Gun Control? In Texas?
Lawmakers consider Governor’s modest proposals to tackle gun violence in schools
"We've got to do something." So says Travis County Probate Judge Guy Herman, on a subject where Texas has become excellent at doing nothing – reducing the frequency and toll of gun violence. Since 1995, when then-Gov. George W. Bush signed the state's concealed-carry law, lawmakers, politicians, and activists have striven ever harder to out-Second-Amendment each other, and even minor regulatory moves to make Texas safer have gone nowhere.
The massacres of churchgoers in tiny Sutherland Springs and of high school kids in suburban Santa Fe have, at least for now, changed the terms of debate. "There's definitely some movement," says Herman, a veteran judge who, as part of his duties, oversees the mental health docket (e.g., involuntary commitment) for dozens of counties in addition to Travis.
That movement began under the pink dome with Gov. Greg Abbott's unveiling in late May of his "School and Firearm Safety Action Plan." While most of the 43-page document has much more to do with schools than with guns, Abbott – informed by the work of a citizen and expert task force – added a call for the Legislature to explore modifications to the state's gun laws.
In late June, the state House Committee on Criminal Jurisprudence took Abbott up on his offer with an all-day Capitol hearing focused on the two most volatile ideas floated by the governor: stronger safe storage laws to keep guns out of the hands of minors, and so-called "red flag" laws to allow, in the words of the action plan, "law enforcement, a family member, school employee, or a district attorney to file a petition seeking the removal of firearms from a potentially dangerous person only after legal due process is provided."
In theory, Texas already has both safe storage and gun surrender provisions on the books. It's a class C misdemeanor to allow a child 16 or younger access to a "readily dischargeable" firearm; that's enhanced to a class A (which could mean a year in jail) if the child hurts or kills with the gun. Abbott wants to enhance that further to a third-degree felony, raise the age limit to 18 (the Santa Fe shooter was 17), and extend the law to include both loaded and unloaded weapons.

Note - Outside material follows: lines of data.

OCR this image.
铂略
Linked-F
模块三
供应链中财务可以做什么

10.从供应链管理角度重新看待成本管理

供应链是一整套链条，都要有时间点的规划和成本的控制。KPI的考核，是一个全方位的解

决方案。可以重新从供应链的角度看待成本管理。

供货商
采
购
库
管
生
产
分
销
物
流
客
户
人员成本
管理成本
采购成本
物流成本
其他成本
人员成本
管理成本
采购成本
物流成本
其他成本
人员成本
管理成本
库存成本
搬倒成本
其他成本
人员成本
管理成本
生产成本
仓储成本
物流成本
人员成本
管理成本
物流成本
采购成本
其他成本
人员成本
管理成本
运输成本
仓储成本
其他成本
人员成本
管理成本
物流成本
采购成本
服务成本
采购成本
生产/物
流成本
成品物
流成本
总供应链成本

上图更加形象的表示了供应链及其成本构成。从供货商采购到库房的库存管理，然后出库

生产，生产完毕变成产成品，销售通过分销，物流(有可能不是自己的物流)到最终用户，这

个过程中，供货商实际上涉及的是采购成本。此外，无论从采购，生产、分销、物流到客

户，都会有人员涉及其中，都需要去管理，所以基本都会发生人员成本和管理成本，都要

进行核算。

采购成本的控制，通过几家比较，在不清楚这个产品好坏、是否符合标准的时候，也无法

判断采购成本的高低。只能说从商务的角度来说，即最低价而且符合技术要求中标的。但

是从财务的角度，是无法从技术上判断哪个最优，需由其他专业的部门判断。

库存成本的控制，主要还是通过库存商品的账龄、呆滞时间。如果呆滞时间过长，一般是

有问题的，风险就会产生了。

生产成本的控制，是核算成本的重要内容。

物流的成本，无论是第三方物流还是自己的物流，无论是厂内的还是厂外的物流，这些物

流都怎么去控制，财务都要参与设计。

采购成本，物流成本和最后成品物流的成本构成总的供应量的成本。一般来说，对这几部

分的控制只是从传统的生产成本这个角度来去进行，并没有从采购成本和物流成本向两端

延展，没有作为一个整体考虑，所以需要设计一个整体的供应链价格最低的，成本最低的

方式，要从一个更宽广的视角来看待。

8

What the law doesn't require is any proactive measures to ensure that gun owners have and use trigger locks, gun safes, separate storage for ammunition, or the like. (There is a requirement that gun dealers post a sign highlighting the existence of the law.) Former Land Commissioner Jerry Patterson, who as a state senator both authored the 1995 concealed-carry law and carried the safe-storage law (by Houston Rep. Al Edwards) in his chamber, told the House committee that the Lege felt, and he still feels, that what "different adults ... believe to be safe storage should be their decision, not the government's decision."
As for red flag laws, family violence protective orders (generally issued after a case is adjudicated) allow for the removal of firearms from those convicted. According to testimony from law enforcement and family law judges before the House committee, enforcement of these provisions is less than optimal. Dallas County is the only county in the state that has a defined protocol for getting guns out of the hands of convicted abusers, and even that was only made possible by a grant from Abbott's office in 2015, combined with funding from the county. (Harris County plans to have a similar procedure in place by the end of the year, after being delayed by Hurricane Harvey.)
There's no equivalent in Texas law regarding people who require mental health intervention, even though federal law makes it illegal for people who've been committed or are in guardianship to possess firearms. Herman, who has dealt with plenty of cases where taking the guns from a disturbed person would be a good idea, sees this as a major opportunity for Texas to tighten up its laws.
"It's not uncommon for federal prosecutors to not want to deal with these issues; they have a lot of stuff on their plate," Herman says. "They ask why we don't file in state court, which we can't do, because it's not state law. If it was, the state's attorney could come to state court, say we have evidence, and get a search warrant to enter the premises and seize weapons from people who are already violating federal law."
The need for police or prosecutors to go before a judge to invoke a red flag law, and for gun owners to have a chance in court to get the guns back – part of Abbott's insistence on "legal due process" – are bound to be part of any bill that makes it out of committee next session. Another widely cited concern is the prospect of false claims of dangerousness intended to harm a gun owner; the red flag bill filed in 2017 by Rep. Joe Moody of El Paso (the chairman of the House committee) made such claims a class A misdemeanor, which Patterson argued was not harsh enough.
Before the House committee, mental health advocates pushed back firmly on the (now reflexive) equation of "violent" and "mentally ill," and called for any development of a protective order to include provisions for treatment. They also noted that the major danger posed by firearm violence is not homicide (which is declining in Texas) but suicide (which is increasing rapidly) and asked lawmakers to strengthen suicide prevention efforts where firearms are concerned (for example, in concealed handgun classes).
Many, perhaps most, of those testifying – from Patterson to Herman to doctors and educators – noted that they were themselves gun owners and supported the Second Amendment, which in a normal political environment might tamp down the inevitable eruption of outrage were Texas actually to tighten its gun laws in any way. "There will be people who'll say [proposals] go too far," Herman says, "and those who say they don't go far enough."